“I know I need to do these things, and I know they will make a world of difference in my work. I know I need to practice these behaviors and this way of thinking every day, but sometimes I get tired and sometimes I want what I’ve done for 20 years because it’s easy. That’s why I need you. You’re like a personal trainer that I NEED every week to remind me of what I need to change and keep me moving forward toward our goals.”
That was the moment. That was the moment I realized she finally understood the value and importance in leadership coaching. She realistically described the hard work, daily dedication, and self-awareness it takes to achieve these goals. She went on to say how hard it is to change and what it means personally as a manager to identify behaviors that weren’t effective and “unlearn” these behaviors.

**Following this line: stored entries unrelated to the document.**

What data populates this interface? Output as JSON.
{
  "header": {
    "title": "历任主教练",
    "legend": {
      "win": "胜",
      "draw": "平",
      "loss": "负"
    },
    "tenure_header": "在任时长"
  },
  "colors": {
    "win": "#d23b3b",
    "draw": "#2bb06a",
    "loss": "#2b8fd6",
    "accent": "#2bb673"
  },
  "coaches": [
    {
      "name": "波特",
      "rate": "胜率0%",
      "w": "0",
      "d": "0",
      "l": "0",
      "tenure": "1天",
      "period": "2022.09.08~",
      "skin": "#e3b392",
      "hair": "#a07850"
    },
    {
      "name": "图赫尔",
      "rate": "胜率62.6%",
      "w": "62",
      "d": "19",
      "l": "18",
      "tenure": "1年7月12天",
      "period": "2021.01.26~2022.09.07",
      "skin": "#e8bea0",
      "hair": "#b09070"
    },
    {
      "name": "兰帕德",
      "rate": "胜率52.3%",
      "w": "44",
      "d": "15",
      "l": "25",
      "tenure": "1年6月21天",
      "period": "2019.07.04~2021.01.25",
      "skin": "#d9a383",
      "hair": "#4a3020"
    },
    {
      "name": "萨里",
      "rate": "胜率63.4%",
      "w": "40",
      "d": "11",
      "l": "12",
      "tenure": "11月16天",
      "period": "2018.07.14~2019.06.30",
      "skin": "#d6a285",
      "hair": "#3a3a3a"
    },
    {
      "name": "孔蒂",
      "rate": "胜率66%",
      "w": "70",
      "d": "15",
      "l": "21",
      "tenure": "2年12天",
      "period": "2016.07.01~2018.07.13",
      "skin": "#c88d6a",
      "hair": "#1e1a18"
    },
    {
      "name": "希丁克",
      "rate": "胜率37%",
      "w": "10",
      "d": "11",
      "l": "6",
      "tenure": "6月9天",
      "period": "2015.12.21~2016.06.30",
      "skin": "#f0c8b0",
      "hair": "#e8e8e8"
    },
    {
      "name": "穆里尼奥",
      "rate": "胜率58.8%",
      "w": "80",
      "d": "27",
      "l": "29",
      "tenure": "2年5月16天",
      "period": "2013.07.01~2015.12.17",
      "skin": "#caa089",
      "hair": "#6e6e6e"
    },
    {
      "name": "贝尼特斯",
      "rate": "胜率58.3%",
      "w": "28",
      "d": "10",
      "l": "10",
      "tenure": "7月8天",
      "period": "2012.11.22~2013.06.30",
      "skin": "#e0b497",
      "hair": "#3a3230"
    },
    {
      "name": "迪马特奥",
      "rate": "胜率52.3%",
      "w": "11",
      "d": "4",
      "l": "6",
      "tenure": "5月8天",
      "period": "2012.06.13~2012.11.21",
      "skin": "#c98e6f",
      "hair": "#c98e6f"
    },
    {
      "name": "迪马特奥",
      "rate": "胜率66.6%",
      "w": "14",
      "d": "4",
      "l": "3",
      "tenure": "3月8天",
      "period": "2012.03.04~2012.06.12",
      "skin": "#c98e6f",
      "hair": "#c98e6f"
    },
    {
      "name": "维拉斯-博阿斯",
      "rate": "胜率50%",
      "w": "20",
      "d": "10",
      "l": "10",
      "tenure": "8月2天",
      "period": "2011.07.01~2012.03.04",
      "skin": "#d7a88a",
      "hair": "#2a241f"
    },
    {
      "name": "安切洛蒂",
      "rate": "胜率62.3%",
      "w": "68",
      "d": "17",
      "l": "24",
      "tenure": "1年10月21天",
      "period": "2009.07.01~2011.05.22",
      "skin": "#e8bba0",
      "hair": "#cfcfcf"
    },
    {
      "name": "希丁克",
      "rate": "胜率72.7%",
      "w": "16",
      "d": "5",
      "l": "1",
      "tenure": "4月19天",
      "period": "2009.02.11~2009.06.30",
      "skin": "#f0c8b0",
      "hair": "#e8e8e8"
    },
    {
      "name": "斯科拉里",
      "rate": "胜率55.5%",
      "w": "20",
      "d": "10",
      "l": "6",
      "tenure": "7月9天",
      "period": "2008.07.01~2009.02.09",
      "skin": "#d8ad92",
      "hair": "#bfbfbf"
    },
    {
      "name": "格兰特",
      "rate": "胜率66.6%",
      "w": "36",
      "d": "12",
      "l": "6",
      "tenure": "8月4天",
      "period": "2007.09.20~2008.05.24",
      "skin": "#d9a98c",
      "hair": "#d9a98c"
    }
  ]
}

She also has the ability to accurately and consistently describe the benefits of making these changes as “the way we’ve done this for 20 years” rares its ugly head and she no longer feels supported by the organization. Through this work, she will continue to question policies and update traditional practices that no longer make sense. She plans to connect with and coordinate a team of colleagues with similar goals to provide ongoing encouragement as well.
For culture to change, daily behaviors must be adjusted at all levels, and leaders require Leadership Coaches to stay on track.
Is it like Personal Training at the gym? Yes. Recently, on a call coaching a personal trainer in building a business, she remarked, “Even personal trainers need leadership coaches. It’s good for everybody.”
Personal training is healthy for people. Leadership coaching is healthy for people in organizations. We all need planning, accountability, and encouragement to achieve our goals.